The Arctic is warming faster than any other part of the planet.
As the permafrost thaws and the tundra burns, it is releasing powerful greenhouse gases that further accelerate warming.
Since the permafrost holds three times as much carbon as all the world’s forests combined, what’s happening in the Arctic is one of the most important aspects of climate change. It’s also one of the least understood.
For more than a decade, scientists from Woods Hole Research Center have been bringing college students to the remote Arctic to not only learn about Arctic change, but actively participate in climate research.
The experience has changed many students’ careers and lives. And many of those students have changed the course of research by introducing original questions and making unexpected discoveries.

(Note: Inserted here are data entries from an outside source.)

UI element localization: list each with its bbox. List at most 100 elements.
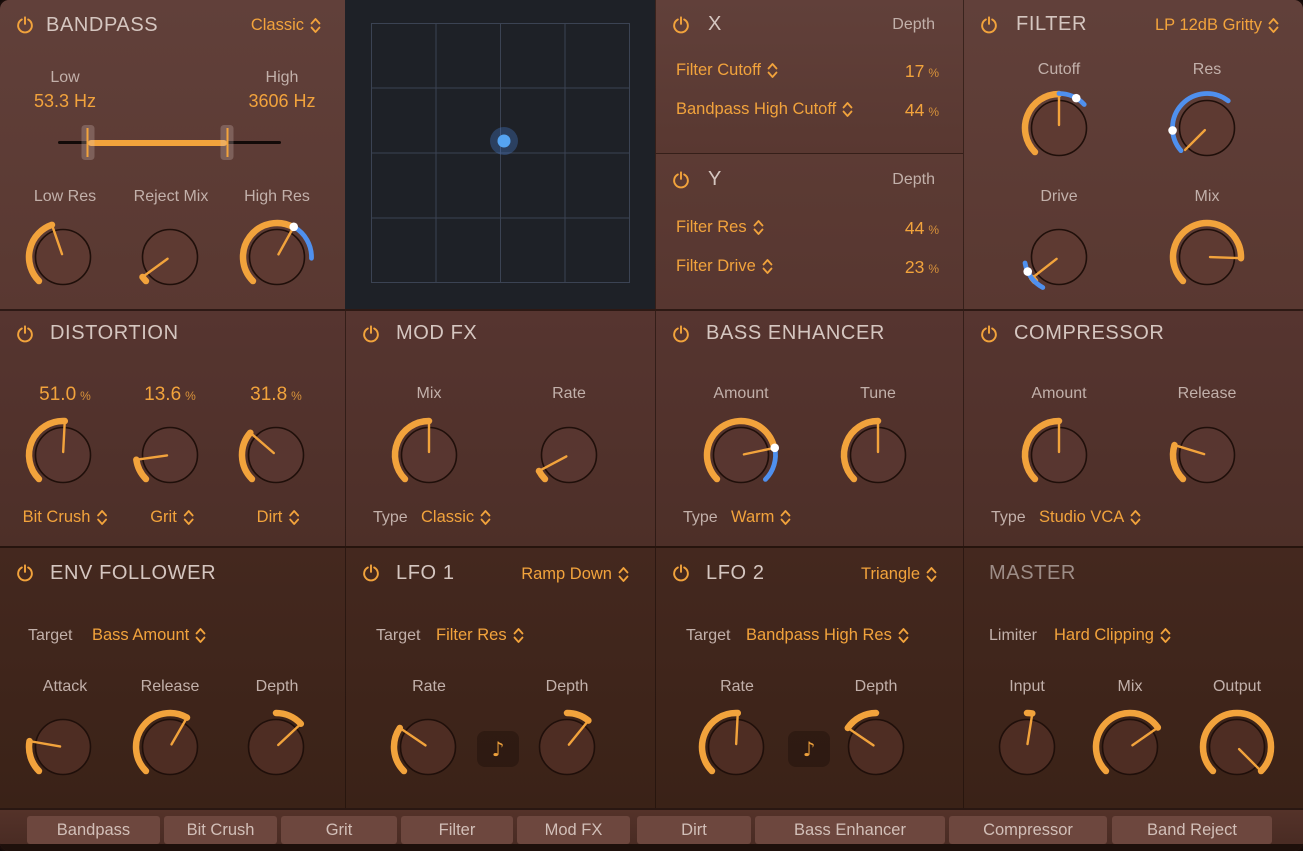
comp-power-toggle[interactable] — [980, 325, 998, 343]
x-depth-1[interactable]: 17 % — [905, 61, 939, 82]
lfo2-target-dropdown[interactable]: Bandpass High Res — [746, 626, 909, 645]
y-target-2-value: Filter Drive — [676, 257, 756, 276]
input-knob[interactable] — [987, 707, 1067, 787]
y-depth-2-value: 23 — [905, 257, 924, 278]
x-target-2-dropdown[interactable]: Bandpass High Cutoff — [676, 100, 853, 119]
distortion-type-1-dropdown[interactable]: Bit Crush — [23, 508, 108, 527]
reject-mix-knob[interactable] — [130, 217, 210, 297]
env-attack-knob[interactable] — [23, 707, 103, 787]
env-title: ENV FOLLOWER — [50, 562, 216, 585]
dropdown-chevrons-icon — [762, 258, 773, 275]
x-depth-2-value: 44 — [905, 100, 924, 121]
dropdown-chevrons-icon — [1160, 627, 1171, 644]
comp-amount-knob[interactable] — [1019, 415, 1099, 495]
x-target-1-dropdown[interactable]: Filter Cutoff — [676, 61, 778, 80]
low-res-knob[interactable] — [23, 217, 103, 297]
high-res-knob[interactable] — [237, 217, 317, 297]
filter-panel: FILTER LP 12dB Gritty Cutoff Res Drive M… — [963, 0, 1303, 309]
drive-knob[interactable] — [1019, 217, 1099, 297]
xy-position-dot[interactable] — [490, 127, 518, 155]
pad-bandpass[interactable]: Bandpass — [27, 816, 160, 844]
percent-sign: % — [291, 389, 302, 403]
xy-pad[interactable] — [371, 23, 630, 283]
filter-power-toggle[interactable] — [980, 16, 998, 34]
pad-dirt[interactable]: Dirt — [637, 816, 751, 844]
bandpass-mode-dropdown[interactable]: Classic — [251, 16, 321, 35]
env-release-label: Release — [141, 678, 200, 696]
bandpass-power-toggle[interactable] — [16, 16, 34, 34]
lfo1-wave-dropdown[interactable]: Ramp Down — [521, 565, 629, 584]
modfx-type-label: Type — [373, 509, 408, 527]
x-depth-header: Depth — [892, 16, 935, 34]
pad-bass-enhancer[interactable]: Bass Enhancer — [755, 816, 945, 844]
pad-mod-fx[interactable]: Mod FX — [517, 816, 630, 844]
bandpass-low-value[interactable]: 53.3 Hz — [34, 91, 96, 112]
res-knob[interactable] — [1167, 88, 1247, 168]
limiter-dropdown[interactable]: Hard Clipping — [1054, 626, 1171, 645]
bit-crush-value: 51.0 — [39, 384, 76, 406]
modfx-mix-knob[interactable] — [389, 415, 469, 495]
cutoff-knob[interactable] — [1019, 88, 1099, 168]
output-knob[interactable] — [1197, 707, 1277, 787]
bandpass-range-slider[interactable] — [58, 141, 281, 144]
bandpass-high-value[interactable]: 3606 Hz — [248, 91, 315, 112]
distortion-type-3-dropdown[interactable]: Dirt — [257, 508, 300, 527]
pad-grit[interactable]: Grit — [281, 816, 397, 844]
distortion-power-toggle[interactable] — [16, 325, 34, 343]
distortion-value-1[interactable]: 51.0 % — [39, 384, 91, 406]
bandpass-low-handle[interactable] — [81, 125, 94, 160]
bandpass-title: BANDPASS — [46, 14, 158, 37]
modfx-power-toggle[interactable] — [362, 325, 380, 343]
env-target-dropdown[interactable]: Bass Amount — [92, 626, 206, 645]
modfx-rate-label: Rate — [552, 385, 586, 403]
pad-band-reject[interactable]: Band Reject — [1112, 816, 1272, 844]
distortion-value-2[interactable]: 13.6 % — [144, 384, 196, 406]
distortion-type-2-dropdown[interactable]: Grit — [150, 508, 194, 527]
compressor-panel: COMPRESSOR Amount Release Type Studio VC… — [963, 309, 1303, 546]
modfx-rate-knob[interactable] — [529, 415, 609, 495]
lfo1-rate-knob[interactable] — [388, 707, 468, 787]
x-depth-2[interactable]: 44 % — [905, 100, 939, 121]
pad-filter[interactable]: Filter — [401, 816, 513, 844]
lfo2-rate-knob[interactable] — [696, 707, 776, 787]
distortion-value-3[interactable]: 31.8 % — [250, 384, 302, 406]
lfo2-sync-note-button[interactable]: ♪ — [788, 731, 830, 767]
lfo1-target-dropdown[interactable]: Filter Res — [436, 626, 524, 645]
bass-power-toggle[interactable] — [672, 325, 690, 343]
comp-release-knob[interactable] — [1167, 415, 1247, 495]
y-depth-1[interactable]: 44 % — [905, 218, 939, 239]
env-release-knob[interactable] — [130, 707, 210, 787]
lfo1-sync-note-button[interactable]: ♪ — [477, 731, 519, 767]
filter-mode-dropdown[interactable]: LP 12dB Gritty — [1155, 16, 1279, 35]
lfo1-depth-knob[interactable] — [527, 707, 607, 787]
comp-type-dropdown[interactable]: Studio VCA — [1039, 508, 1141, 527]
filter-mode-value: LP 12dB Gritty — [1155, 16, 1262, 35]
y-mod-power-toggle[interactable] — [672, 171, 690, 189]
lfo2-power-toggle[interactable] — [672, 564, 690, 582]
filter-mix-knob[interactable] — [1167, 217, 1247, 297]
dirt-knob[interactable] — [236, 415, 316, 495]
percent-sign: % — [928, 223, 939, 237]
y-target-2-dropdown[interactable]: Filter Drive — [676, 257, 773, 276]
env-depth-knob[interactable] — [236, 707, 316, 787]
master-mix-knob[interactable] — [1090, 707, 1170, 787]
bandpass-high-handle[interactable] — [221, 125, 234, 160]
lfo2-wave-dropdown[interactable]: Triangle — [861, 565, 937, 584]
bass-tune-knob[interactable] — [838, 415, 918, 495]
modfx-type-dropdown[interactable]: Classic — [421, 508, 491, 527]
percent-sign: % — [185, 389, 196, 403]
bit-crush-knob[interactable] — [23, 415, 103, 495]
lfo1-power-toggle[interactable] — [362, 564, 380, 582]
grit-knob[interactable] — [130, 415, 210, 495]
x-mod-power-toggle[interactable] — [672, 16, 690, 34]
pad-bit-crush[interactable]: Bit Crush — [164, 816, 277, 844]
pad-compressor[interactable]: Compressor — [949, 816, 1107, 844]
y-target-1-dropdown[interactable]: Filter Res — [676, 218, 764, 237]
y-depth-2[interactable]: 23 % — [905, 257, 939, 278]
lfo2-depth-knob[interactable] — [836, 707, 916, 787]
env-target-value: Bass Amount — [92, 626, 189, 645]
bass-type-dropdown[interactable]: Warm — [731, 508, 791, 527]
grit-value: 13.6 — [144, 384, 181, 406]
env-power-toggle[interactable] — [16, 564, 34, 582]
bass-amount-knob[interactable] — [701, 415, 781, 495]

It’s called the Polaris Project, and a new book tells its story.
The Big Thaw: Ancient Carbon, Modern Science, and a Race to Save the World features the photography of Chris Linder.
In the photos, we see methane bubbles coming up through a lake; trees falling over when the ground beneath them has collapsed; layers of the ground with big wedges of ice through them, and tiny, delicate flowers.
“A lot of times I'm on my hands and knees, in the mud, in the dirt, looking at the really small parts of the landscape that you could just walk right by,” Linder told Living Lab Radio.
“You have these beautiful flowers that are only inches high. And if you're looking at them from a distance, all you see is these muted colors and rolling hills.”
Linder said he wishes everyone could spend time with climate scientists to get to know them better.
“Unfortunately, I feel like lately, in the last decade or two decades, people have lost trust or faith in science and scientific reasoning and the results that are communicated,” he said.
“But if people went in the field…I think that they would change their minds. You have to know these people. You have to go in the field with them to appreciate just how passionate they are about the work that they're doing…and the pressure that's placed on them to find these answers.”
The students are the ones who seem to have the most hope for the future, Linder said.
“Almost universally, the younger students did not seem affected by the climate change malaise or any kind of depression or overwhelming feeling of dread,” he said. “What I got from them was, ‘This is my chance to make a new understanding of this…we are going to drive solutions, we're going to drive understanding.’ And that's really exciting.”